The party not holding the White House always has trouble identifying its leader, but the current GOP seems to have amnesia. Campaign ads flooding Iowa airwaves would lead viewers to think Ronald Reagan just stepped down. But there's never a mention of Bush, on TV or during campaign stops. The same is true of House Speaker John Boehner of Ohio, the most powerful Republican in the federal government.

"The Republican Party is in a state of suspended animation as we wait for a nominee to lead us in 2012," said consultant Matt Mackowiak.

He said GOP primary voters want a solid conservative, someone who can "pass the commander in chief threshold" and someone "who will go at Obama directly and forcefully on policy."

"The reason the primary has been so volatile," Mackowiak said, is that "no one candidate has locked up all three criteria."

That's not to say the Republican candidates haven't outlined policy differences. Perry and Gingrich, for instance, advocate greater forbearance for illegal immigrants than do Romney and others.

Paul is the least orthodox contender. He calls for unprecedented cuts in federal programs, an end to the Federal Reserve, and a much more hands-off approach to foreign involvements and military actions. Even if Paul wins in Iowa, many GOP insiders say his appeal is too limited to win the nomination.

The campaign often has focused more on the candidates' backgrounds and temperaments than on policy. Romney stresses his 42-year marriage and his experience in the private sector. Perry promotes Texas' record of job growth during his tenure. Santorum emphasizes his career-long crusade against abortion, and the home-schooling of his seven children, among other things.

That's not unusual in a presidential primary.

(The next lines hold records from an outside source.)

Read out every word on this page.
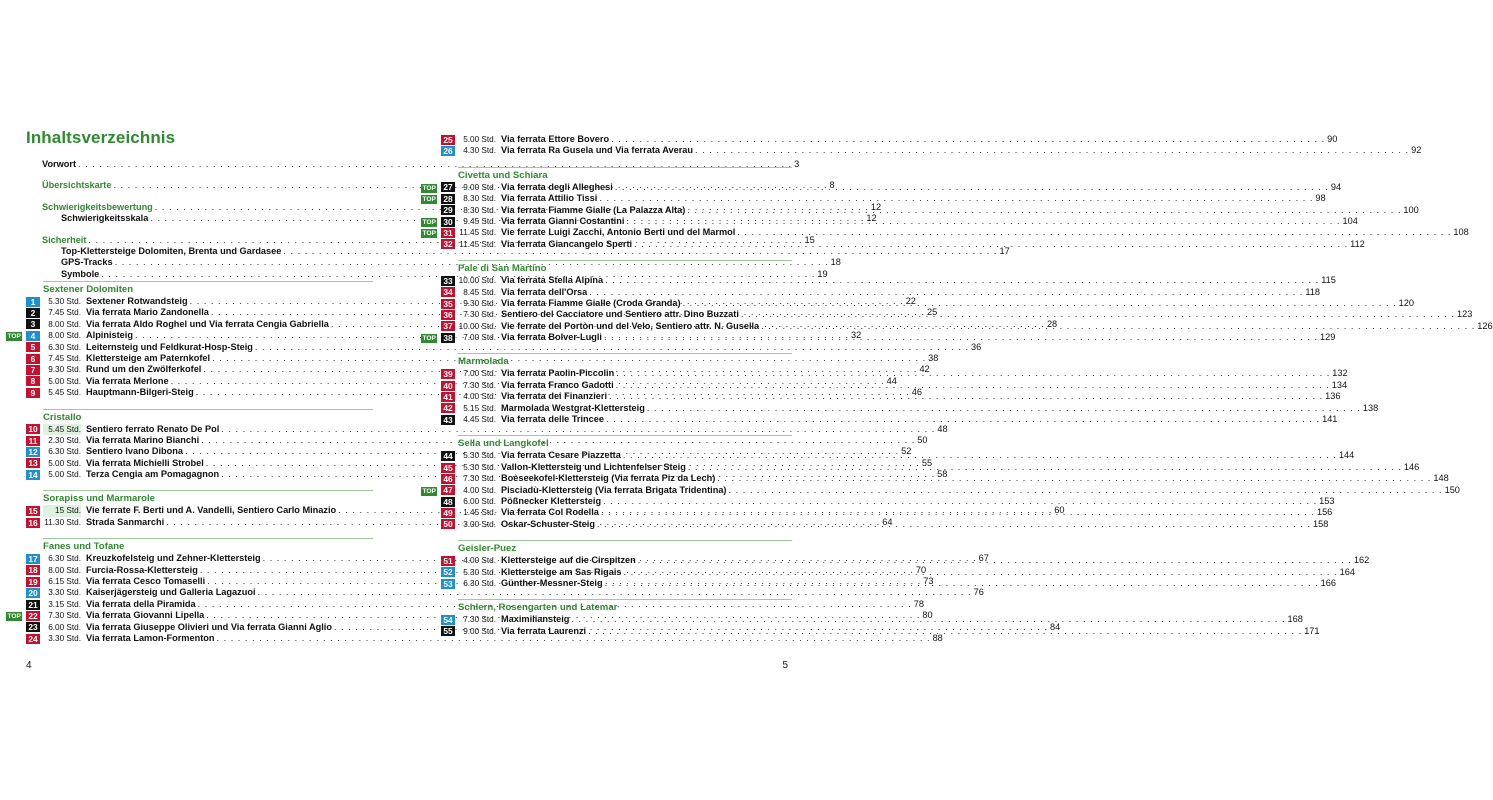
Inhaltsverzeichnis
Vorwort . . .	3
Übersichtskarte . . .	8
Schwierigkeitsbewertung . . .	12
Schwierigkeitsskala . . .	12
Sicherheit . . .	15
Top-Klettersteige Dolomiten, Brenta und Gardasee . . .	17
GPS-Tracks . . .	18
Symbole . . .	19
Sextener Dolomiten
1	5.30 Std. Sextener Rotwandsteig . . .	22
2	7.45 Std. Via ferrata Mario Zandonella . . .	25
3	8.00 Std. Via ferrata Aldo Roghel und Via ferrata Cengia Gabriella . . .	28
TOP	4	8.00 Std. Alpinisteig . . .	32
5	6.30 Std. Leiternsteig und Feldkurat-Hosp-Steig . . .	36
6	7.45 Std. Klettersteige am Paternkofel . . .	38
7	9.30 Std. Rund um den Zwölferkofel . . .	42
8	5.00 Std. Via ferrata Merlone . . .	44
9	5.45 Std. Hauptmann-Bilgeri-Steig . . .	46
Cristallo
10	5.45 Std. Sentiero ferrato Renato De Pol . . .	48
11	2.30 Std. Via ferrata Marino Bianchi . . .	50
12	6.30 Std. Sentiero Ivano Dibona . . .	52
13	5.00 Std. Via ferrata Michielli Strobel . . .	55
14	5.00 Std. Terza Cengia am Pomagagnon . . .	58
Sorapiss und Marmarole
15	15 Std. Vie ferrate F. Berti und A. Vandelli, Sentiero Carlo Minazio . . .	60
16 11.30 Std. Strada Sanmarchi . . .	64
Fanes und Tofane
17	6.30 Std. Kreuzkofelsteig und Zehner-Klettersteig . . .	67
18	8.00 Std. Furcia-Rossa-Klettersteig . . .	70
19	6.15 Std. Via ferrata Cesco Tomaselli . . .	73
20	3.30 Std. Kaiserjägersteig und Galleria Lagazuoi . . .	76
21	3.15 Std. Via ferrata della Piramida . . .	78
TOP 22	7.30 Std. Via ferrata Giovanni Lipella . . .	80
23	6.00 Std. Via ferrata Giuseppe Olivieri und Via ferrata Gianni Aglio . . .	84
24	3.30 Std. Via ferrata Lamon-Formenton . . .	88
4
25	5.00 Std. Via ferrata Ettore Bovero . . .	90
26	4.30 Std. Via ferrata Ra Gusela und Via ferrata Averau . . .	92
Civetta und Schiara
TOP 27	9.00 Std. Via ferrata degli Alleghesi . . .	94
TOP 28	8.30 Std. Via ferrata Attilio Tissi . . .	98
29	8.30 Std. Via ferrata Fiamme Gialle (La Palazza Alta) . . .	100
TOP 30	9.45 Std. Via ferrata Gianni Costantini . . .	104
TOP 31 11.45 Std. Vie ferrate Luigi Zacchi, Antonio Berti und del Marmol . . .	108
32 11.45 Std. Via ferrata Giancangelo Sperti . . .	112
Pale di San Martino
33 10.00 Std. Via ferrata Stella Alpina . . .	115
34	8.45 Std. Via ferrata dell'Orsa . . .	118
35	9.30 Std. Via ferrata Fiamme Gialle (Croda Granda) . . .	120
36	7.30 Std. Sentiero del Cacciatore und Sentiero attr. Dino Buzzati . . .	123
37 10.00 Std. Vie ferrate del Portòn und del Velo, Sentiero attr. N. Gusella . . .	126
TOP 38	7.00 Std. Via ferrata Bolver-Lugli . . .	129
Marmolada
39	7.00 Std. Via ferrata Paolin-Piccolin . . .	132
40	7.30 Std. Via ferrata Franco Gadotti . . .	134
41	4.00 Std. Via ferrata dei Finanzieri . . .	136
42	5.15 Std. Marmolada Westgrat-Klettersteig . . .	138
43	4.45 Std. Via ferrata delle Trincee . . .	141
Sella und Langkofel
44	5.30 Std. Via ferrata Cesare Piazzetta . . .	144
45	5.30 Std. Vallon-Klettersteig und Lichtenfelser Steig . . .	146
46	7.30 Std. Boèseekofel-Klettersteig (Via ferrata Piz da Lech) . . .	148
TOP 47	4.00 Std. Pisciadù-Klettersteig (Via ferrata Brigata Tridentina) . . .	150
48	6.00 Std. Pößnecker Klettersteig . . .	153
49	1.45 Std. Via ferrata Col Rodella . . .	156
50	3.00 Std. Oskar-Schuster-Steig . . .	158
Geisler-Puez
51	4.00 Std. Klettersteige auf die Cirspitzen . . .	162
52	5.30 Std. Klettersteige am Sas Rigais . . .	164
53	6.30 Std. Günther-Messner-Steig . . .	166
Schlern, Rosengarten und Latemar
54	7.30 Std. Maximiliansteig . . .	168
55	9.00 Std. Via ferrata Laurenzi . . .	171
5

In the 2008 Democratic contest, Obama and Hillary Rodham Clinton agreed on so many policies that the campaign focused heavily on their personalities and biographies.

Some Republican insiders are unperturbed by the unsettled nature of this year's race. Widespread unhappiness with Obama and the economy will unite Republicans, and many independents, behind the eventual nominee, no matter who it is, said GOP strategist Danny Diaz.

Besides, he said, "the party does not define the nominee, the nominee redefines the party."

If that notion comforts some Republicans, it worries others.

Feehery, who spent years working for House Speaker Dennis Hastert, R-Ill., said presidential nominating contests typically sort out a party's policy disagreements. "That is why so many right-wing conservatives are so afraid of Romney," he said. "They know that if he wins, they lose," because "he doesn't agree with their naive nostalgia for Jeffersonian agrarianism."

"You need a strong federal government if you want America to thrive in an increasingly competitive world," Feehery said.

Should the federal government be strong or be restrained?

Should the one-year payroll tax cut be extended another year, as Senate Republicans have suggested, or ended, as many House Republicans seem to prefer? Romney, among others, has declined to be pinned down on that issue.

It's the type of question, however, that helps define a political party. That process that has a long way to go, even as Republicans kick off the voting Tuesday.


EDITOR'S NOTE - Charles Babington covers politics for The Associated Press.